厚生年金保険法に基づく保険料率は、国民の生活水準、賃金その他の諸事情に著しい変動が生じた場合には、変動後の諸事情に応ずるため、速やかに改定の措置が講ぜられなければならない。

 

答え「×」

改定を行うのは「保険料率」ではなく、「年金たる保険給付の額
ちなみに保険料率は第一号から第三号被保険者までは183/100018.3%)で固定されています。
しかし、第四号被保険者(私立学校教職員共済制度の加入者)は保険料率を引き上げている途中で、令和9年9月に保険料率が同じになるよう調整しています。

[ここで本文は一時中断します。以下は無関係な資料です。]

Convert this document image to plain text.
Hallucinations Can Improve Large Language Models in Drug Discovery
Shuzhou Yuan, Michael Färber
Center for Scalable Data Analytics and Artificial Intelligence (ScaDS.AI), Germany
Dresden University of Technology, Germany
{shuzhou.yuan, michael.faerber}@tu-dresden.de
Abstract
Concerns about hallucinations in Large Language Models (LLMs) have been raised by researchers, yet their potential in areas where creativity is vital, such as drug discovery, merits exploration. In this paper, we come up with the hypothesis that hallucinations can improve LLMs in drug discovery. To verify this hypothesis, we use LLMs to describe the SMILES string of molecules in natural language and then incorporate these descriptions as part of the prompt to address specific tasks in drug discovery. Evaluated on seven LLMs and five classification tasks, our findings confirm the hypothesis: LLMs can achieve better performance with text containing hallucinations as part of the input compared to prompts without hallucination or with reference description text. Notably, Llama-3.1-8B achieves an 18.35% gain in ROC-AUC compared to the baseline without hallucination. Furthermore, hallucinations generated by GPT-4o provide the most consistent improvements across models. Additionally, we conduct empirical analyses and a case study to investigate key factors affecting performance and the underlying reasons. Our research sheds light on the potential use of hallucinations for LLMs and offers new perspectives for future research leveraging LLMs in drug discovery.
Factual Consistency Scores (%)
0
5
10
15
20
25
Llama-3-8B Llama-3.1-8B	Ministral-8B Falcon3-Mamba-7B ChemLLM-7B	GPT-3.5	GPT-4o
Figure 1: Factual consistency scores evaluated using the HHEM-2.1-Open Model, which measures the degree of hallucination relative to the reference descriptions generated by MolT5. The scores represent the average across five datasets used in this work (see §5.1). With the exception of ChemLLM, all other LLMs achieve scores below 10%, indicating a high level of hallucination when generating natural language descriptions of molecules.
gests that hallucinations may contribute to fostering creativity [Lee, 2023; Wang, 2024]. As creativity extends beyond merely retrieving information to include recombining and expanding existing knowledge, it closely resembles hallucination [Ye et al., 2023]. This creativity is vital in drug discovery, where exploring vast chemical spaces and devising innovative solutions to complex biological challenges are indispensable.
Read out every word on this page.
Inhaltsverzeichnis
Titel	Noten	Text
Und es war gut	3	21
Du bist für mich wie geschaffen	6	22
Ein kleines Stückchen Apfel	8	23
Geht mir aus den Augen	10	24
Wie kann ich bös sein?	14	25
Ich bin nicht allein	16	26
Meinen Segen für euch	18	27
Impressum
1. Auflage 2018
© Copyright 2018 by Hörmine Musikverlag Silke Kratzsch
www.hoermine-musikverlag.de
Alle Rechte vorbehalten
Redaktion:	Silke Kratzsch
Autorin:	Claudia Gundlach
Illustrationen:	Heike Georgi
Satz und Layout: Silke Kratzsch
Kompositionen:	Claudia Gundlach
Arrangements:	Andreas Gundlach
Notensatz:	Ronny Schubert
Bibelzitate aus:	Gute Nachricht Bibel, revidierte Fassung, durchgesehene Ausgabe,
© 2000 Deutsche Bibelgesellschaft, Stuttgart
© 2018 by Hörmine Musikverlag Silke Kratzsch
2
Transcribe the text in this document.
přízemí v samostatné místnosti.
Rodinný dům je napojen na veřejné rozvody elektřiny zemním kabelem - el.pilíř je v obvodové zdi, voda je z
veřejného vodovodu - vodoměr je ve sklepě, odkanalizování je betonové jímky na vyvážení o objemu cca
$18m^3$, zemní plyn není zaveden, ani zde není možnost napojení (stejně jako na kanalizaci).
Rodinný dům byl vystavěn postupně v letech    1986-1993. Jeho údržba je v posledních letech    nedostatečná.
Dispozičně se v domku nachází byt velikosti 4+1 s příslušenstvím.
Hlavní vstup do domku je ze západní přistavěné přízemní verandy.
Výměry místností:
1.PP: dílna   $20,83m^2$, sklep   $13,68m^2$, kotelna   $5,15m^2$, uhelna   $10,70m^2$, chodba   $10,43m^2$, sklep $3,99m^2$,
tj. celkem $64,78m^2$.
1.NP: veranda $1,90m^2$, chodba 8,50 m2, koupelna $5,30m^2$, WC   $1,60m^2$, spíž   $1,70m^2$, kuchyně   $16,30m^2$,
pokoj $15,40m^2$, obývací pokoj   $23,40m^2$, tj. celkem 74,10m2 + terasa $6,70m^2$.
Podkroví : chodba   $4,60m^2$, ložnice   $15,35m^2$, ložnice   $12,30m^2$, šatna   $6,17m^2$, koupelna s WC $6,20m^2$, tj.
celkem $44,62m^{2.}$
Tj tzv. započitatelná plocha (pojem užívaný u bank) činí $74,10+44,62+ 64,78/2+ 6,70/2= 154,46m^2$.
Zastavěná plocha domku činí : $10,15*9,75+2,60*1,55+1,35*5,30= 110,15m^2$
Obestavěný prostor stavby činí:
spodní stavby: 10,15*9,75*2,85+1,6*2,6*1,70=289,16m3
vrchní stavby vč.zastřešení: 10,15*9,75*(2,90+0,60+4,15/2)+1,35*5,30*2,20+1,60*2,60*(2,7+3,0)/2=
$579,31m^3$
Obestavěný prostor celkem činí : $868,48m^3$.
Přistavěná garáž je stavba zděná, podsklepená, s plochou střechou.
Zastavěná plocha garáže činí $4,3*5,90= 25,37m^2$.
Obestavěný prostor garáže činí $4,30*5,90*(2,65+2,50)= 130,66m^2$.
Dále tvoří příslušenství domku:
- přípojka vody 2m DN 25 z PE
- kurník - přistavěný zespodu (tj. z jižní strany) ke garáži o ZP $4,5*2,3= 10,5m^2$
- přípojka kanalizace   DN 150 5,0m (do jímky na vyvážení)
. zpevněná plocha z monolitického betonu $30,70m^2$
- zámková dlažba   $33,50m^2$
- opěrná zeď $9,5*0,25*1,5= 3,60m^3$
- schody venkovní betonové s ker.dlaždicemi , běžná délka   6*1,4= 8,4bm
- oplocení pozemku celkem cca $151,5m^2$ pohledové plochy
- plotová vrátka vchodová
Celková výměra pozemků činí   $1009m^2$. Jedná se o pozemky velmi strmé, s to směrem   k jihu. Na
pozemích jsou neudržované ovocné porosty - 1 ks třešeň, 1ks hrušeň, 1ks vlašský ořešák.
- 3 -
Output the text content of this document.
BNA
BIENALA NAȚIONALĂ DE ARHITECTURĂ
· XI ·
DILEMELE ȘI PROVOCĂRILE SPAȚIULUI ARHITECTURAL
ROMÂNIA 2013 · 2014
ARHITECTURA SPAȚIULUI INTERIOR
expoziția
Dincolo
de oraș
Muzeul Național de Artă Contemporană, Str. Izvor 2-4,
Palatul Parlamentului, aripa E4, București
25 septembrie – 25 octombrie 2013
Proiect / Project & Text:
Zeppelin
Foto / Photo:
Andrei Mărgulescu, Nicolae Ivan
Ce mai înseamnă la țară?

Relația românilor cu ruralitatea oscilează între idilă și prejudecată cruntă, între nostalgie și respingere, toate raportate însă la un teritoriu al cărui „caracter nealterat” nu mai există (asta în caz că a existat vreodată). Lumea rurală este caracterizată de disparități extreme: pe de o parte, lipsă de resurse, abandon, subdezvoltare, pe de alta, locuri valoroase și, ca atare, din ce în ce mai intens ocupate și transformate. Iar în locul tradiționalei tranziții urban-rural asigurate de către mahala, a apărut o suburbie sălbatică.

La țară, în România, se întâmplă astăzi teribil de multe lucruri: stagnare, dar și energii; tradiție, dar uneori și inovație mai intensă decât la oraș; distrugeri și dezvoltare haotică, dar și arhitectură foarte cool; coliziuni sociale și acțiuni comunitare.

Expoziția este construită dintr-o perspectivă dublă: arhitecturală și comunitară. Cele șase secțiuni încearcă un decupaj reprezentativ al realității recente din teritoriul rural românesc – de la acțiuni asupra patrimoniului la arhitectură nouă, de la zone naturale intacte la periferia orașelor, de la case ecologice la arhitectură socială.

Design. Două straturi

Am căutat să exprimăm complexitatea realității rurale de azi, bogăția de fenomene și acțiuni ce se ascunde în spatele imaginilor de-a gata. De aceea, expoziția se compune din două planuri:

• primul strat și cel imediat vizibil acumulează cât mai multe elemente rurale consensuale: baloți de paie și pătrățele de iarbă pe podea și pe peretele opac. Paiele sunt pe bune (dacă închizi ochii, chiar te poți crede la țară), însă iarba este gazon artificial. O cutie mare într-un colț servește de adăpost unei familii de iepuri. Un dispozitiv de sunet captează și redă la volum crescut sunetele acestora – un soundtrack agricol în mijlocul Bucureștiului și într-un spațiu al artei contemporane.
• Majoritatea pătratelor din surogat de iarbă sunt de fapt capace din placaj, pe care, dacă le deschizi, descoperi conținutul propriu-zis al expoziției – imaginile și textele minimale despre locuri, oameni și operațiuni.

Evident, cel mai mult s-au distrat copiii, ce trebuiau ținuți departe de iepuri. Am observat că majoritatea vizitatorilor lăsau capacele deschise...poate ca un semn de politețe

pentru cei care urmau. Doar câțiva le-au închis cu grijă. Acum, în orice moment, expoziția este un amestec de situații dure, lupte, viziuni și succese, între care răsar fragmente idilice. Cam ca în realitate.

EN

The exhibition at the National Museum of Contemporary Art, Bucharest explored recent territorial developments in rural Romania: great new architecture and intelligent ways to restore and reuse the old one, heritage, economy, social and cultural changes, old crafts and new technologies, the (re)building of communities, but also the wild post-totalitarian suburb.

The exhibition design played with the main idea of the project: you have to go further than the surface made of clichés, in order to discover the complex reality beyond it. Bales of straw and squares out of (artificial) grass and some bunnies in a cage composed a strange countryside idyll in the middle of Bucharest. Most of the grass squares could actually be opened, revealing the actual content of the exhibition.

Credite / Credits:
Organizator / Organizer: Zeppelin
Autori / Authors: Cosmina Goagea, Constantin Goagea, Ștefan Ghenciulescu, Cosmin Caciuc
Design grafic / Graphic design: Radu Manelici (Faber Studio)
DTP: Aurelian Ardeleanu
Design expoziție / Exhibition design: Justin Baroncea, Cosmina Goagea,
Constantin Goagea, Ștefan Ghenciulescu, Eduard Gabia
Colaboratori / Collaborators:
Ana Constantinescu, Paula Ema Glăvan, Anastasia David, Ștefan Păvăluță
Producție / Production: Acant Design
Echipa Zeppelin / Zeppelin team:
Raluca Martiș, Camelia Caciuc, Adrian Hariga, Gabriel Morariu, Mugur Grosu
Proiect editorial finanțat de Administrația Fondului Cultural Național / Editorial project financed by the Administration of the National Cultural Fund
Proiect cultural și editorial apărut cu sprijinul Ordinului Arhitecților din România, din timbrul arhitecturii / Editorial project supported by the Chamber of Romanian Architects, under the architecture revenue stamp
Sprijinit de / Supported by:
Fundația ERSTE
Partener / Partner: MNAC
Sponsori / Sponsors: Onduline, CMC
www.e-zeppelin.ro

令和5年度の保険給付の額の改定は厚生労働省ホームページに掲載されています。
mhlw.go.jp/stf/houdou/0000191631_00017.html

平成30年度

財政の現況及び見通しにおける財政均衡期間は、財政の現況及び見通しが作成される年以降おおむね100年間とされている。

答え「〇」(ドラッグで見えるようになります。)

100年間ってなかなか現実では聞かないですよね。

ちなみに100年の根拠は、既に生まれている世代が概ね年金受給を終えるまでの期間と考え、その期間について、給付と負担の均衡を考える方式であるためです。

現在アメリカはこの方式をとっています。 

年金財政ホームページ (mhlw.go.jp)

終わりに

いかがでしたでしょうか。

ただ覚えるだけでなく、なぜそうなっているのかが分かると意外と頭の中にスッと入ってくるものです。

テキストなどでは意外とスルーされがちのことでもあるので、ぜひ調べてみてください。

今後も、このブログでは、社労士試験合格を目指す方に役立つ情報などを発信します。